Young mum Francine Pinhal tells Liz O’Reilly how she is turning her love of cooking into a unique, 100-per-cent expat-owned, business.
Brazilian Francine has been supplying friends and word-of-mouth customers with her homemade Brazilian cheese buns for around a year and a half but when demand went from 150 pieces a month to more than 2,000, she knew it was time to expand.
The mum of two came to Bahrain 10 years ago and has been involved in the food and beverage industry for around 15 years. She was initially working with a Brazilian restaurant franchise before making the move into real estate, where she met her husband, who is also Brazilian.
In time she became pregnant with her daughter Lilie, now five, and the couple took the decision that she would be a stay-at-home mum. But, says Francine: “I found myself with a tiny bump and a lot of time on my hands.”
It was the first season of the Amwaj Marina Markets and she decided to bake some Brazilian cheese buns – an everyday food in her home country that is not found here in the Middle East – and, since then, she has never looked back.
She says: “I came home with a lot but I also sold a lot. I did five or six markets and, before long, I became known as the Brazilian cheese bread lady.”
She built up a following both at the markets and on Instagram but thought business would die down when Lilie started school and the family moved to Saar. However, orders in fact went from strength to strength.
Francine explains: “I started off making between 100 and 150 cheese buns a month but by the time my little boy Enzo, who’s three, was starting nursery 18 month ago, I was producing 2,000, all in my home kitchen!
“I had reached the point where I was just overwhelmed. I sat down with my husband and said ‘We either have to expand properly or accept that it can’t get any bigger.’ We decided to expand.

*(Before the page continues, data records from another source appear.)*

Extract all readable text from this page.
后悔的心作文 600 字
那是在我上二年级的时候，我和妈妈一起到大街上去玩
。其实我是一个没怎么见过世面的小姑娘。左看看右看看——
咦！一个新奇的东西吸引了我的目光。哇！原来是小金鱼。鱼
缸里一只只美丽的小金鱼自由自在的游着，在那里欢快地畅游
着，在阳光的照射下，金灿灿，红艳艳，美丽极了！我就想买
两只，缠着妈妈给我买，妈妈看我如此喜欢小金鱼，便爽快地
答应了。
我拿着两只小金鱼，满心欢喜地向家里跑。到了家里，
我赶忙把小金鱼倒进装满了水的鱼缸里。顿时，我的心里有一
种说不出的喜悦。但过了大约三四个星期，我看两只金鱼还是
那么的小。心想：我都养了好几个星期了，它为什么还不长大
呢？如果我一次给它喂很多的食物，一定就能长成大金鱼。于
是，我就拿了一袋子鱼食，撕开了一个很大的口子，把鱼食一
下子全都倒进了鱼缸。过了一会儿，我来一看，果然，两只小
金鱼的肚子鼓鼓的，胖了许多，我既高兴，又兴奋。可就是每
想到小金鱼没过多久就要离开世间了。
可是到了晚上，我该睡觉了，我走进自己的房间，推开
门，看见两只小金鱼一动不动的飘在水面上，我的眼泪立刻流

“Initially I thought I needed a Bahraini partner to set up a business. I had a partner but he had to pull out. However, at that point, there was a window in which non-Bahrainis could apply for a licence and I was very lucky to fall into that category – I believe this has now changed but my application was already in process.
“It’s been a long journey. Because it’s food you have to deal with virtually every ministry to make sure all the regulations are covered. But we got there in the end and I’ve now launched a factory in Salmabad.”
Francine’s buns are currently sold in Words Bookstore Café but she is also talking to supermarkets and still has many individual clients. She also wants to grow further and take her Brazilian cheese breads across the Gulf via her new company, Chipa.
She says: “I do other things but the cheese buns are the main thing. They’re not new; if you speak to any Brazilian, they know them. In Brazil, if you have a coffee, you have a cheese bun; if a guest arrives at your home, you take a packet out of the freezer and put them in the oven.
“But I have developed my own recipe and I love it that friends who travel to Brazil tell me mine are better than those of some of the biggest companies selling them there.
“I think you can taste that what I do in the kitchen comes from the heart. I can’t describe how I feel when I am cooking but that energy comes out in my food. I was very privileged to realise my passion quite early; my happy place is in the kitchen. It’s a big family thing; I have Italian on both sides and the kitchen is where we all get together.
“I believe I was put in the world to bring happiness through food, and that’s what I do.”